Talking Heads – Heaven (Fear Of Music)

18th March 2023 · 1970s, 1979, Music

Looking back at the landmark albums released in 1979, it’s hard not to conclude that it was the best year for music. One of them was Fear Of Music by Talking Heads.

I love every track but I think this is my favourite. It’s the sense of space: Tina Weymouth’s slippery bass anchoring the sound and David Byrne’s ethereal vocal floating over the rhythm.

The words are typically enigmatic. Has there ever been a better description of heaven than this: “A place… where nothing ever happens”?

A place where “It’s hard to imagine that nothing at all could be so exciting – could be so much fun.” There’s a bar, a party, and a kiss that, as soon as it’s over, will start again – “and be exactly the same.”

I’d seen Talking Heads several times by the time their third album came out; I’d even gone to an aftershow party where I got each of them to sign the inner sleeve of their debut album ’77.

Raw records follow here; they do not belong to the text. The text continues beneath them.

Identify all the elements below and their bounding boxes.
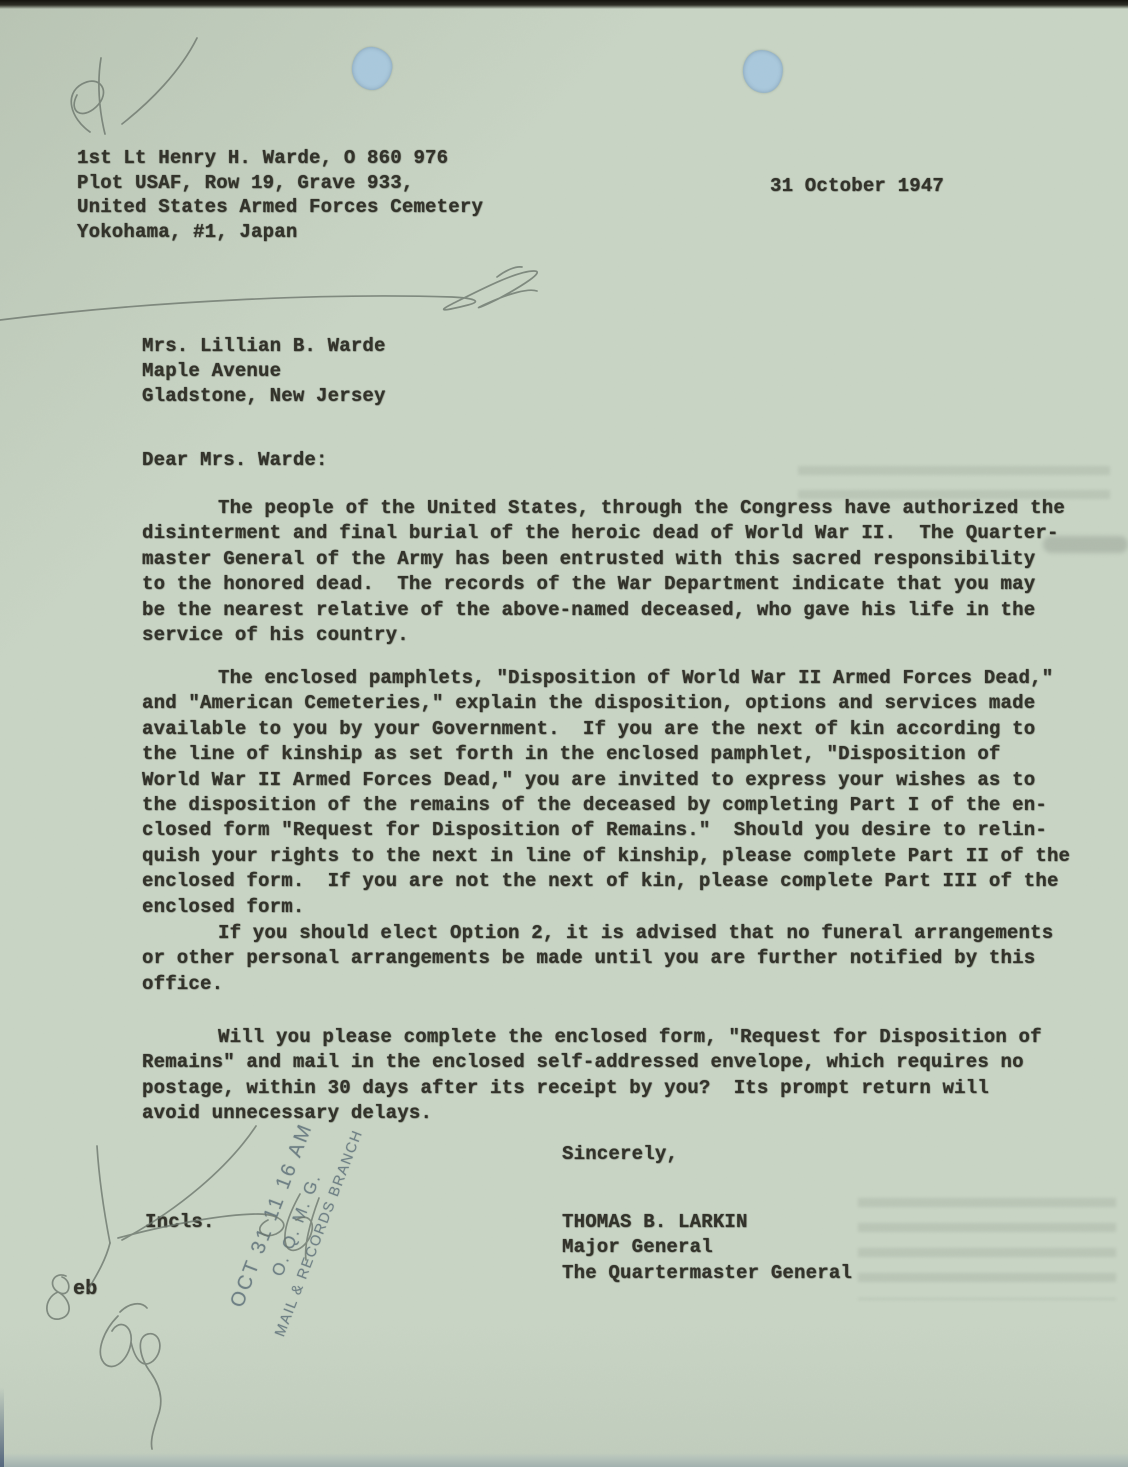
signature-name: THOMAS B. LARKIN [562,1211,748,1233]
punch-hole-left [349,44,395,92]
letter-page: 1st Lt Henry H. Warde, O 860 976 Plot US… [0,0,1128,1467]
closing: Sincerely, [562,1142,678,1167]
salutation: Dear Mrs. Warde: [142,448,328,473]
letter-date: 31 October 1947 [770,174,944,199]
scan-edge-bottom [0,1453,1128,1467]
pencil-line-and-initials [0,271,537,320]
body-paragraph-2: The enclosed pamphlets, "Disposition of … [142,666,1102,920]
typist-initials: eb [73,1277,97,1302]
signature-rank: Major General [562,1236,713,1258]
enclosure-note: Incls. [145,1210,215,1235]
sender-address-block: 1st Lt Henry H. Warde, O 860 976 Plot US… [77,146,483,244]
body-paragraph-1: The people of the United States, through… [142,496,1102,648]
recipient-address-block: Mrs. Lillian B. Warde Maple Avenue Glads… [142,334,386,408]
pencil-initials [120,1304,147,1312]
signature-title: The Quartermaster General [562,1262,852,1284]
pencil-scribble-top-left [122,38,197,124]
signature-block: THOMAS B. LARKIN Major General The Quart… [562,1210,852,1286]
scan-edge-left [0,1387,4,1467]
body-paragraph-4: Will you please complete the enclosed fo… [142,1025,1102,1127]
bleed-through-text [858,1198,1116,1300]
body-paragraph-3: If you should elect Option 2, it is advi… [142,921,1102,997]
scan-edge-top [0,0,1128,9]
pencil-number-8 [47,1275,69,1319]
punch-hole-right [741,48,785,95]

I confess I was mildly disappointed by their follow-up, More Songs About Building And Food, but Fear Of Music took them to another place. A higher place. A heavenly place.

There are a couple of jazzed-up cover versions that are worth catching up on: the first by veteran singer Jimmy Scott, from 1996, with some wonderful jazz piano. The second is a surprisingly sensitive lounge-jazz take on it by Eric Burdon from his 2004 album My Secret Life.

There’s also a beautiful soul arrangement sung by Q Lazzarus (best known for Goodbye Horses in The Silence Of The Lambs) from the film Philadelphia in 1993.

Plus a more faithful version by Joachim Witt, translated into his native German, translated as Der Weg In Die Ferne (which I think means ‘The Way Into The Distance’, though Annette Becker can confirm).

The less said about Simply Red’s plodding attempt on their 1985 album Picture Book the better.

There’s also a superb stripped-back version by Byrne and Weymouth alone in the Talking Heads concert film Stop Making Sense. But it’s hard – nay, impossible – to improve on the original Talking Heads album version, with Brian Eno helping out on production.